The EU recognized this problem very early on, as evidenced by the fact that it allowed sectoral regulation and competition law and a combination of liberalization and harmonization in this area. Recent studies have confirmed the call for simplification of two systems: for digital networks and the services provided through them.

Another reason for the current difficulties is the division of competences between regulatory authorities. Telecommunications are regulated at national level, mainly in individual countries, but they are also subject to various international standards and sometimes even rules. At the European level, this means that telecommunications are subject to two regimes: national and European.

When was the internet invented?

3. Telecommunications law

There is no single European law covering the entire telecommunications sector, and the development and application of rules is divided between Member States and the EU, requiring political consensus and close coordination. The processes that shape and influence modern telecommunications are fundamentally global. Not only is the telecommunications industry increasingly global, but the infrastructure is shared and often requires cooperation between several countries. As a result, telecommunications regulatory policy is becoming increasingly global.

Implications

A direct consequence is the complex interplay between European, international and national issues with obvious implications for the institutional structures overseeing their implementation, which are often fragmented, fragmented and sometimes contradictory. There is no single EU institution overseeing the implementation of EU legislation. At the beginning of the liberalization process, this fragmentation led to conflicts over competences. Fierce battles were fought in the courts, and national and EU institutions rarely intervened. Today, national regulators are the institutional center. But the problem is much more complex. With so much legislation at different levels and so many international organizations competing for jurisdiction, modern telecommunications is essentially the result of institutional compromise.

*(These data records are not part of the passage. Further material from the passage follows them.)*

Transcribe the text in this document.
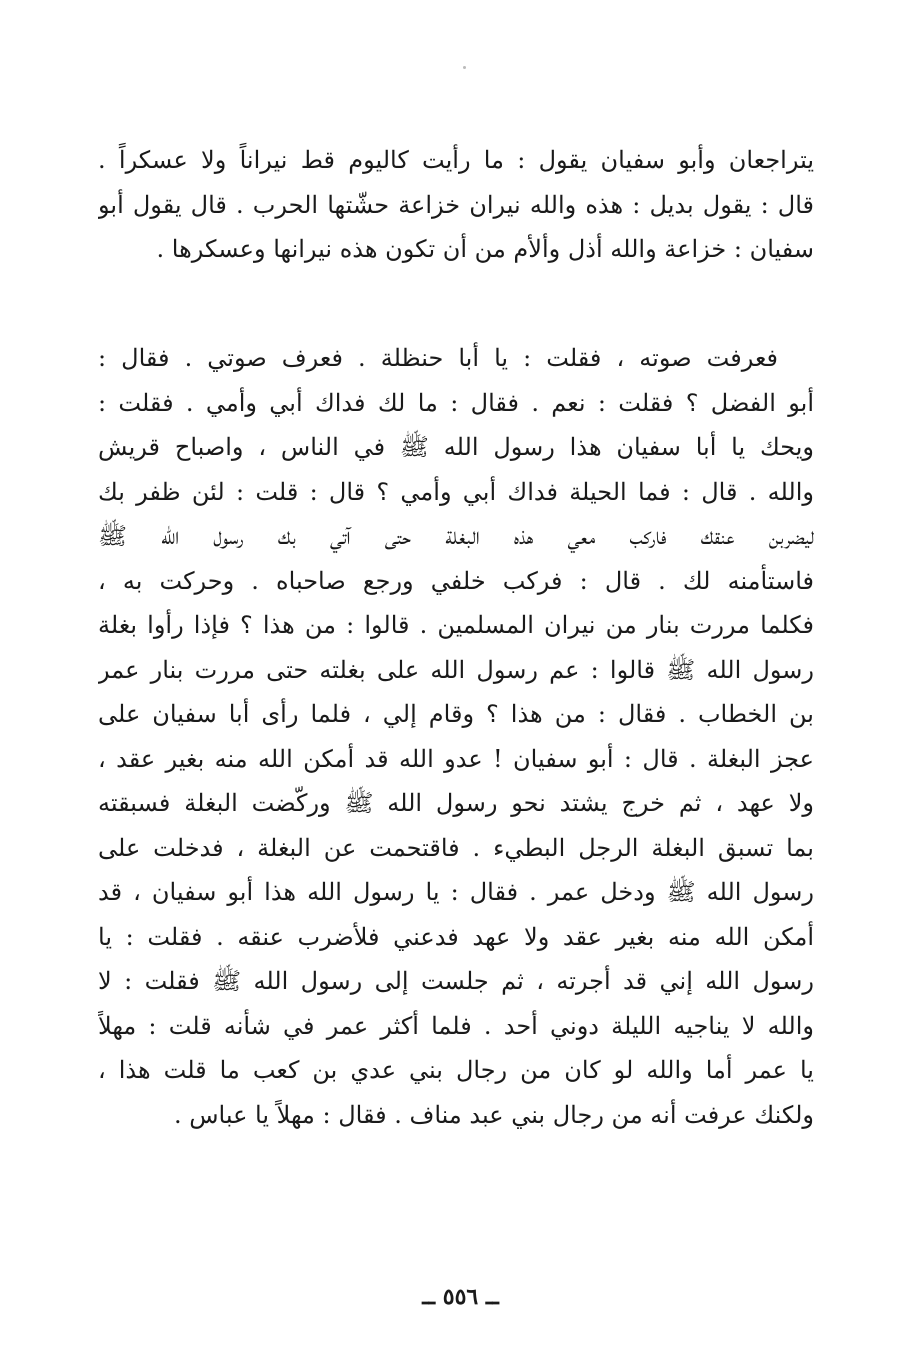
يتراجعان وأبو سفيان يقول : ما رأيت كاليوم قط نيراناً ولا عسكراً .
قال : يقول بديل : هذه والله نيران خزاعة حشّتها الحرب . قال يقول أبو
سفيان : خزاعة والله أذل وألأم من أن تكون هذه نيرانها وعسكرها .
فعرفت صوته ، فقلت : يا أبا حنظلة . فعرف صوتي . فقال :
أبو الفضل ؟ فقلت : نعم . فقال : ما لك فداك أبي وأمي . فقلت :
ويحك يا أبا سفيان هذا رسول الله ﷺ في الناس ، واصباح قريش
والله . قال : فما الحيلة فداك أبي وأمي ؟ قال : قلت : لئن ظفر بك
ليضربن عنقك فاركب معي هذه البغلة حتى آتي بك رسول الله ﷺ
فاستأمنه لك . قال : فركب خلفي ورجع صاحباه . وحركت به ،
فكلما مررت بنار من نيران المسلمين . قالوا : من هذا ؟ فإذا رأوا بغلة
رسول الله ﷺ قالوا : عم رسول الله على بغلته حتى مررت بنار عمر
بن الخطاب . فقال : من هذا ؟ وقام إلي ، فلما رأى أبا سفيان على
عجز البغلة . قال : أبو سفيان ! عدو الله قد أمكن الله منه بغير عقد ،
ولا عهد ، ثم خرج يشتد نحو رسول الله ﷺ وركّضت البغلة فسبقته
بما تسبق البغلة الرجل البطيء . فاقتحمت عن البغلة ، فدخلت على
رسول الله ﷺ ودخل عمر . فقال : يا رسول الله هذا أبو سفيان ، قد
أمكن الله منه بغير عقد ولا عهد فدعني فلأضرب عنقه . فقلت : يا
رسول الله إني قد أجرته ، ثم جلست إلى رسول الله ﷺ فقلت : لا
والله لا يناجيه الليلة دوني أحد . فلما أكثر عمر في شأنه قلت : مهلاً
يا عمر أما والله لو كان من رجال بني عدي بن كعب ما قلت هذا ،
ولكنك عرفت أنه من رجال بني عبد مناف . فقال : مهلاً يا عباس .
ــ ٥٥٦ ــ
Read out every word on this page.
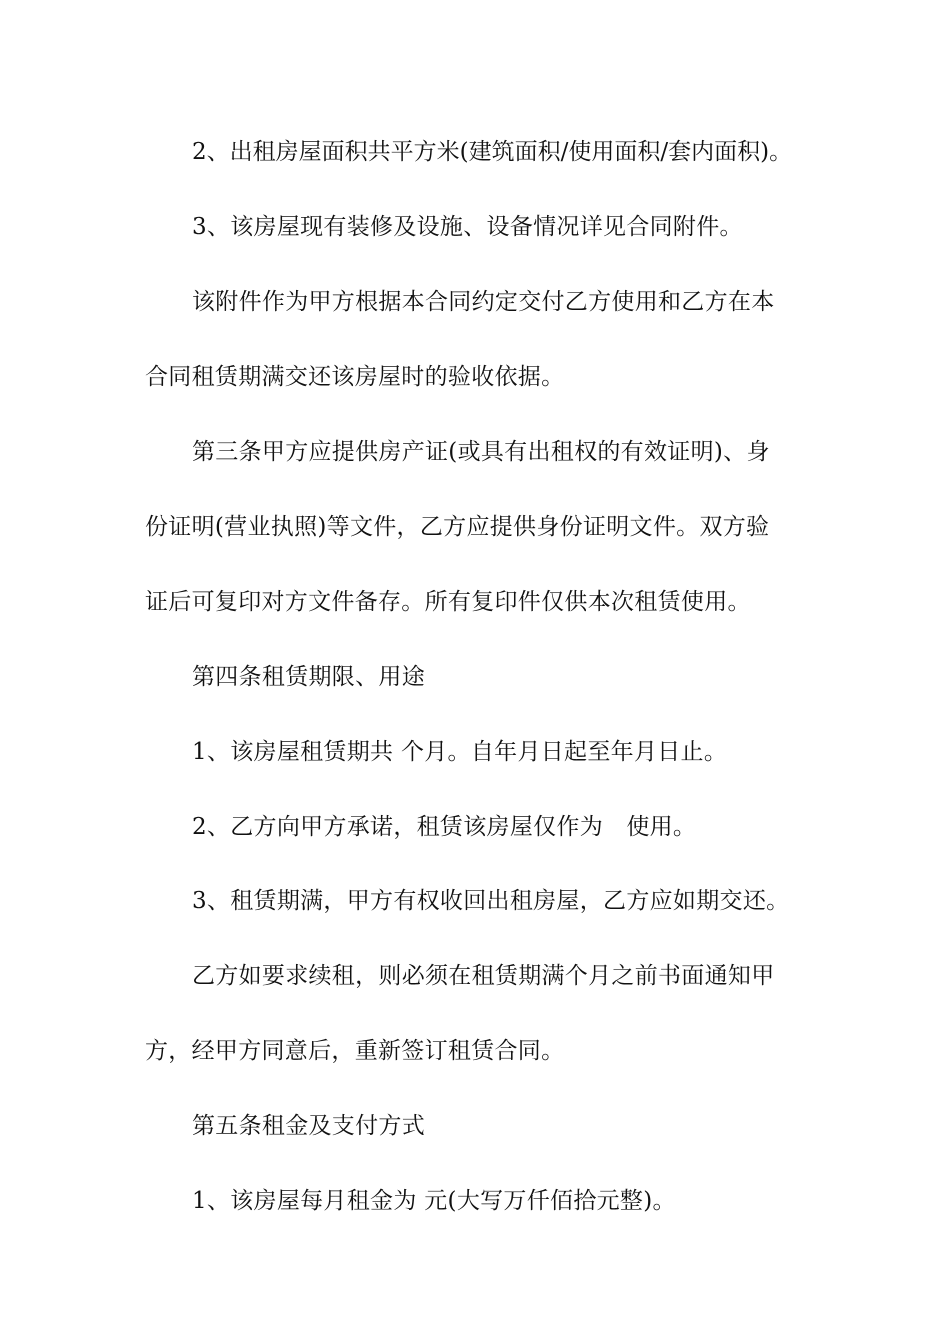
2、出租房屋面积共平方米(建筑面积/使用面积/套内面积)。
3、该房屋现有装修及设施、设备情况详见合同附件。
该附件作为甲方根据本合同约定交付乙方使用和乙方在本
合同租赁期满交还该房屋时的验收依据。
第三条甲方应提供房产证(或具有出租权的有效证明)、身
份证明(营业执照)等文件，乙方应提供身份证明文件。双方验
证后可复印对方文件备存。所有复印件仅供本次租赁使用。
第四条租赁期限、用途
1、该房屋租赁期共 个月。自年月日起至年月日止。
2、乙方向甲方承诺，租赁该房屋仅作为　使用。
3、租赁期满，甲方有权收回出租房屋，乙方应如期交还。
乙方如要求续租，则必须在租赁期满个月之前书面通知甲
方，经甲方同意后，重新签订租赁合同。
第五条租金及支付方式
1、该房屋每月租金为 元(大写万仟佰拾元整)。
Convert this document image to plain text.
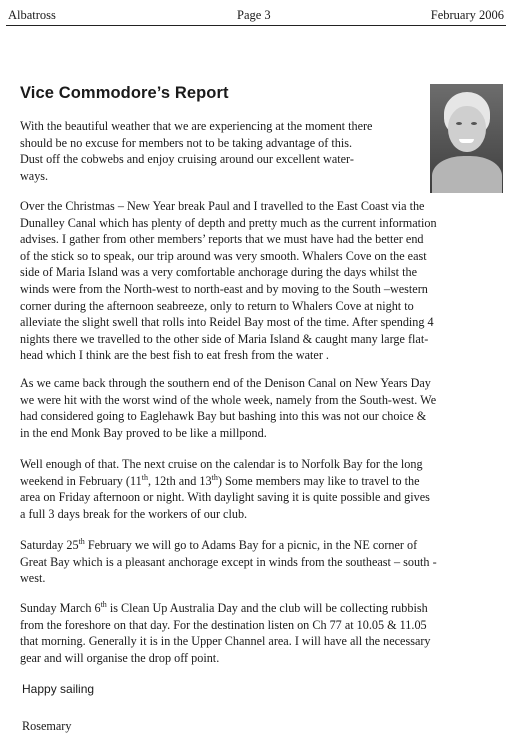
Albatross	Page 3	February 2006
Vice Commodore’s Report
With the beautiful weather that we are experiencing at the moment there
should be no excuse for members not to be taking advantage of this.
Dust off the cobwebs and enjoy cruising around our excellent water-
ways.
Over the Christmas – New Year break Paul and I travelled to the East Coast via the
Dunalley Canal which has plenty of depth and pretty much as the current information
advises. I gather from other members’ reports that we must have had the better end
of the stick so to speak, our trip around was very smooth. Whalers Cove on the east
side of Maria Island was a very comfortable anchorage during the days whilst the
winds were from the North-west to north-east and by moving to the South –western
corner during the afternoon seabreeze, only to return to Whalers Cove at night to
alleviate the slight swell that rolls into Reidel Bay most of the time. After spending 4
nights there we travelled to the other side of Maria Island & caught many large flat-
head which I think are the best fish to eat fresh from the water .
As we came back through the southern end of the Denison Canal on New Years Day
we were hit with the worst wind of the whole week, namely from the South-west. We
had considered going to Eaglehawk Bay but bashing into this was not our choice &
in the end Monk Bay proved to be like a millpond.
Well enough of that. The next cruise on the calendar is to Norfolk Bay for the long
weekend in February (11th, 12th and 13th) Some members may like to travel to the
area on Friday afternoon or night. With daylight saving it is quite possible and gives
a full 3 days break for the workers of our club.
Saturday 25th February we will go to Adams Bay for a picnic, in the NE corner of
Great Bay which is a pleasant anchorage except in winds from the southeast – south -
west.
Sunday March 6th is Clean Up Australia Day and the club will be collecting rubbish
from the foreshore on that day. For the destination listen on Ch 77 at 10.05 & 11.05
that morning. Generally it is in the Upper Channel area. I will have all the necessary
gear and will organise the drop off point.
Happy sailing
Rosemary
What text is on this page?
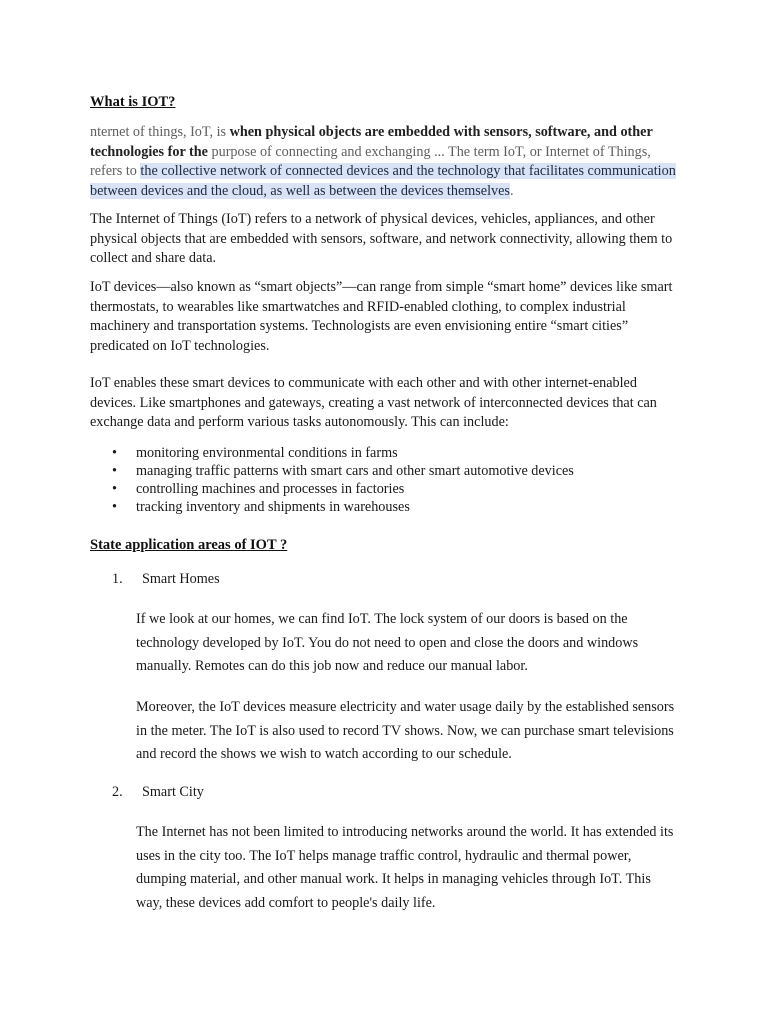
What is IOT?
nternet of things, IoT, is when physical objects are embedded with sensors, software, and other technologies for the purpose of connecting and exchanging ... The term IoT, or Internet of Things, refers to the collective network of connected devices and the technology that facilitates communication between devices and the cloud, as well as between the devices themselves.
The Internet of Things (IoT) refers to a network of physical devices, vehicles, appliances, and other physical objects that are embedded with sensors, software, and network connectivity, allowing them to collect and share data.
IoT devices—also known as “smart objects”—can range from simple “smart home” devices like smart thermostats, to wearables like smartwatches and RFID-enabled clothing, to complex industrial machinery and transportation systems. Technologists are even envisioning entire “smart cities” predicated on IoT technologies.
IoT enables these smart devices to communicate with each other and with other internet-enabled devices. Like smartphones and gateways, creating a vast network of interconnected devices that can exchange data and perform various tasks autonomously. This can include:
• monitoring environmental conditions in farms
• managing traffic patterns with smart cars and other smart automotive devices
• controlling machines and processes in factories
• tracking inventory and shipments in warehouses
State application areas of IOT ?
1. Smart Homes
If we look at our homes, we can find IoT. The lock system of our doors is based on the technology developed by IoT. You do not need to open and close the doors and windows manually. Remotes can do this job now and reduce our manual labor.
Moreover, the IoT devices measure electricity and water usage daily by the established sensors in the meter. The IoT is also used to record TV shows. Now, we can purchase smart televisions and record the shows we wish to watch according to our schedule.
2. Smart City
The Internet has not been limited to introducing networks around the world. It has extended its uses in the city too. The IoT helps manage traffic control, hydraulic and thermal power, dumping material, and other manual work. It helps in managing vehicles through IoT. This way, these devices add comfort to people's daily life.
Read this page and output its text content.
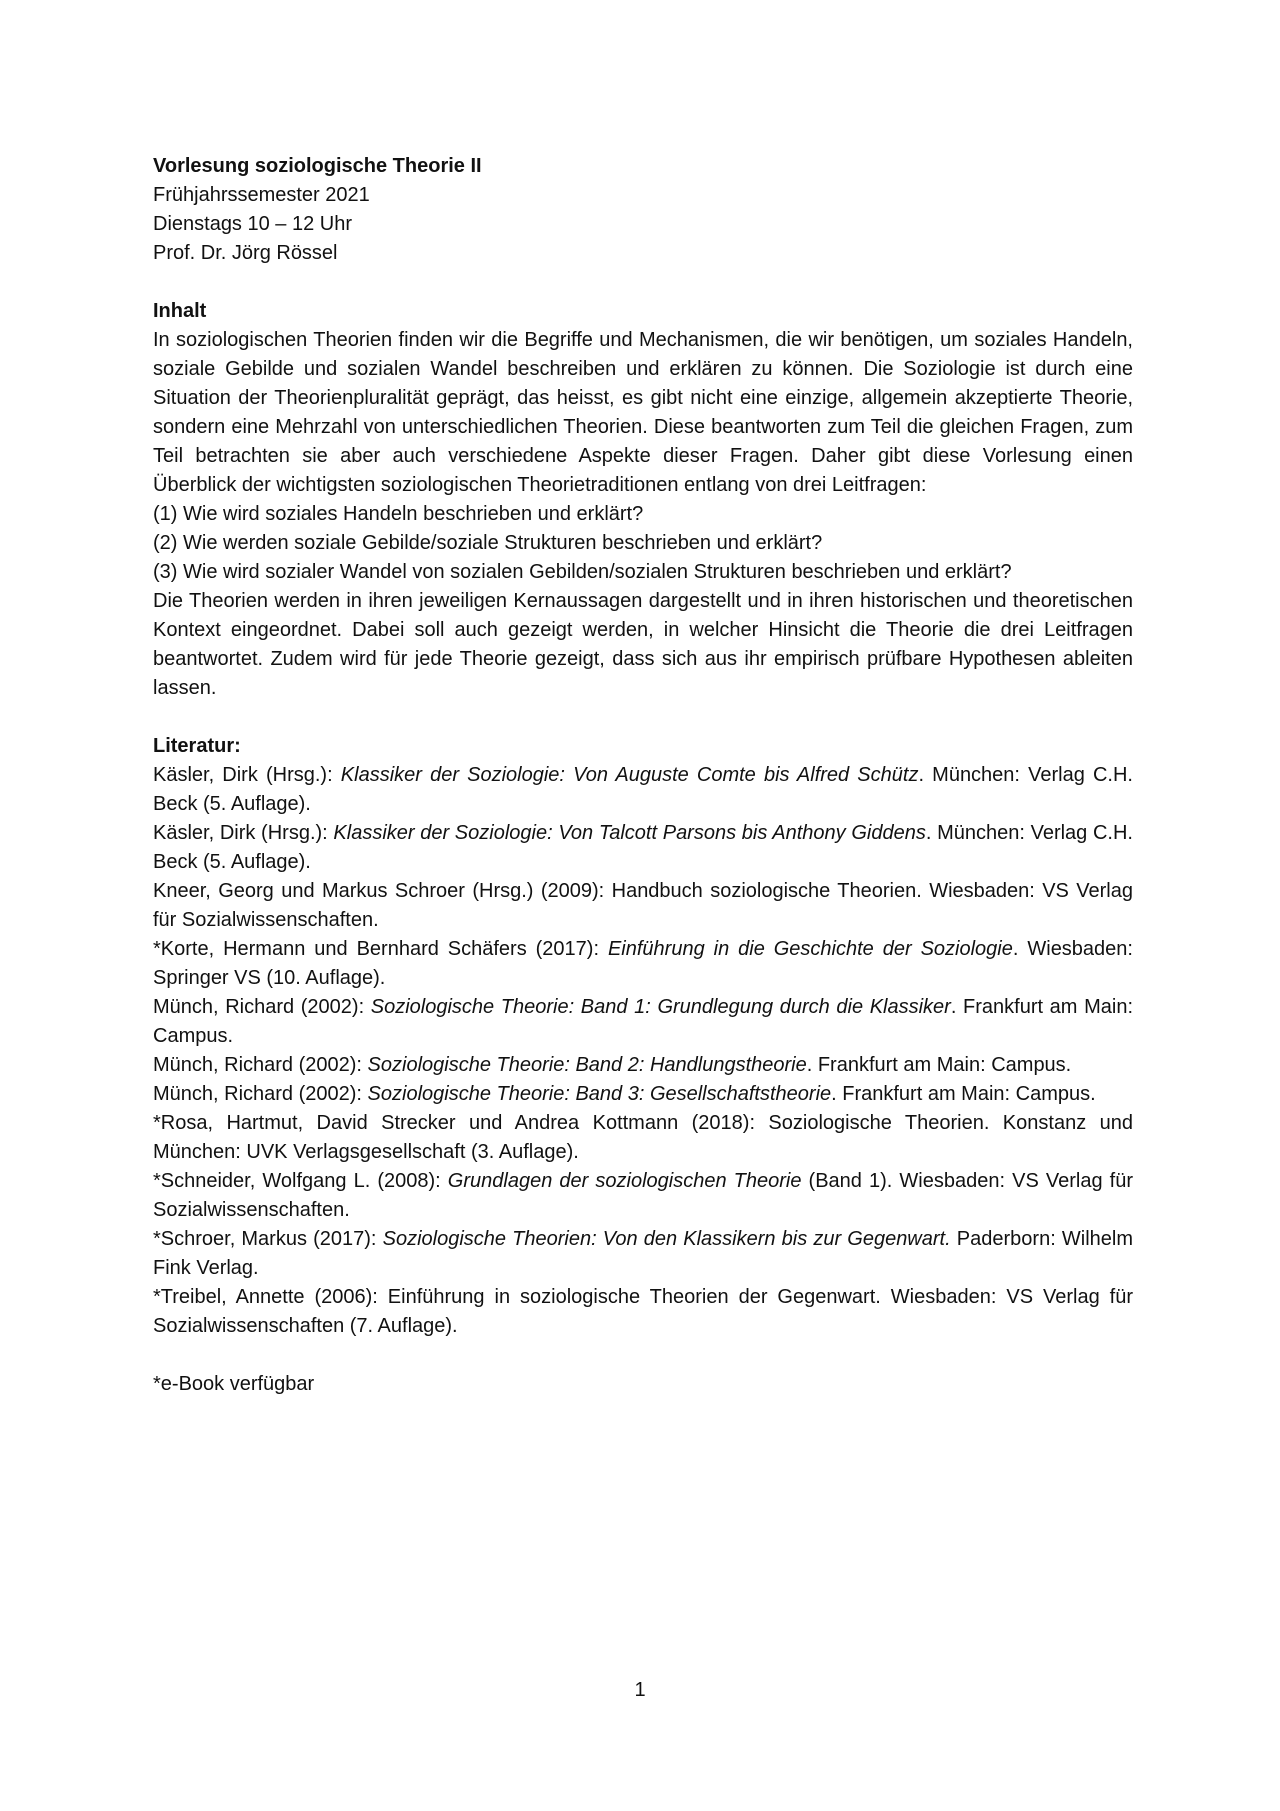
Vorlesung soziologische Theorie II
Frühjahrssemester 2021
Dienstags 10 – 12 Uhr
Prof. Dr. Jörg Rössel
Inhalt

In soziologischen Theorien finden wir die Begriffe und Mechanismen, die wir benötigen, um soziales Handeln, soziale Gebilde und sozialen Wandel beschreiben und erklären zu können. Die Soziologie ist durch eine Situation der Theorienpluralität geprägt, das heisst, es gibt nicht eine einzige, allgemein akzeptierte Theorie, sondern eine Mehrzahl von unterschiedlichen Theorien. Diese beantworten zum Teil die gleichen Fragen, zum Teil betrachten sie aber auch verschiedene Aspekte dieser Fragen. Daher gibt diese Vorlesung einen Überblick der wichtigsten soziologischen Theorietraditionen entlang von drei Leitfragen:

(1) Wie wird soziales Handeln beschrieben und erklärt?
(2) Wie werden soziale Gebilde/soziale Strukturen beschrieben und erklärt?
(3) Wie wird sozialer Wandel von sozialen Gebilden/sozialen Strukturen beschrieben und erklärt?

Die Theorien werden in ihren jeweiligen Kernaussagen dargestellt und in ihren historischen und theoretischen Kontext eingeordnet. Dabei soll auch gezeigt werden, in welcher Hinsicht die Theorie die drei Leitfragen beantwortet. Zudem wird für jede Theorie gezeigt, dass sich aus ihr empirisch prüfbare Hypothesen ableiten lassen.

Literatur:

Käsler, Dirk (Hrsg.): Klassiker der Soziologie: Von Auguste Comte bis Alfred Schütz. München: Verlag C.H. Beck (5. Auflage).

Käsler, Dirk (Hrsg.): Klassiker der Soziologie: Von Talcott Parsons bis Anthony Giddens. München: Verlag C.H. Beck (5. Auflage).

Kneer, Georg und Markus Schroer (Hrsg.) (2009): Handbuch soziologische Theorien. Wiesbaden: VS Verlag für Sozialwissenschaften.

*Korte, Hermann und Bernhard Schäfers (2017): Einführung in die Geschichte der Soziologie. Wiesbaden: Springer VS (10. Auflage).

Münch, Richard (2002): Soziologische Theorie: Band 1: Grundlegung durch die Klassiker. Frankfurt am Main: Campus.

Münch, Richard (2002): Soziologische Theorie: Band 2: Handlungstheorie. Frankfurt am Main: Campus.

Münch, Richard (2002): Soziologische Theorie: Band 3: Gesellschaftstheorie. Frankfurt am Main: Campus.

*Rosa, Hartmut, David Strecker und Andrea Kottmann (2018): Soziologische Theorien. Konstanz und München: UVK Verlagsgesellschaft (3. Auflage).

*Schneider, Wolfgang L. (2008): Grundlagen der soziologischen Theorie (Band 1). Wiesbaden: VS Verlag für Sozialwissenschaften.

*Schroer, Markus (2017): Soziologische Theorien: Von den Klassikern bis zur Gegenwart. Paderborn: Wilhelm Fink Verlag.

*Treibel, Annette (2006): Einführung in soziologische Theorien der Gegenwart. Wiesbaden: VS Verlag für Sozialwissenschaften (7. Auflage).

*e-Book verfügbar
1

The old world of telecommunications was a world of regulation, where national governments made the rules. The new world of telecommunications is a world of governance, where networks are not only no longer regulated, but are governed by different actors at different levels. The new reality in telecommunications is that national regulation is only part of the story. Large multinational companies can make decisions that directly impact the entire world. It is often unclear to what extent these companies may be subject to national laws and how legislation in one major region may affect other regions.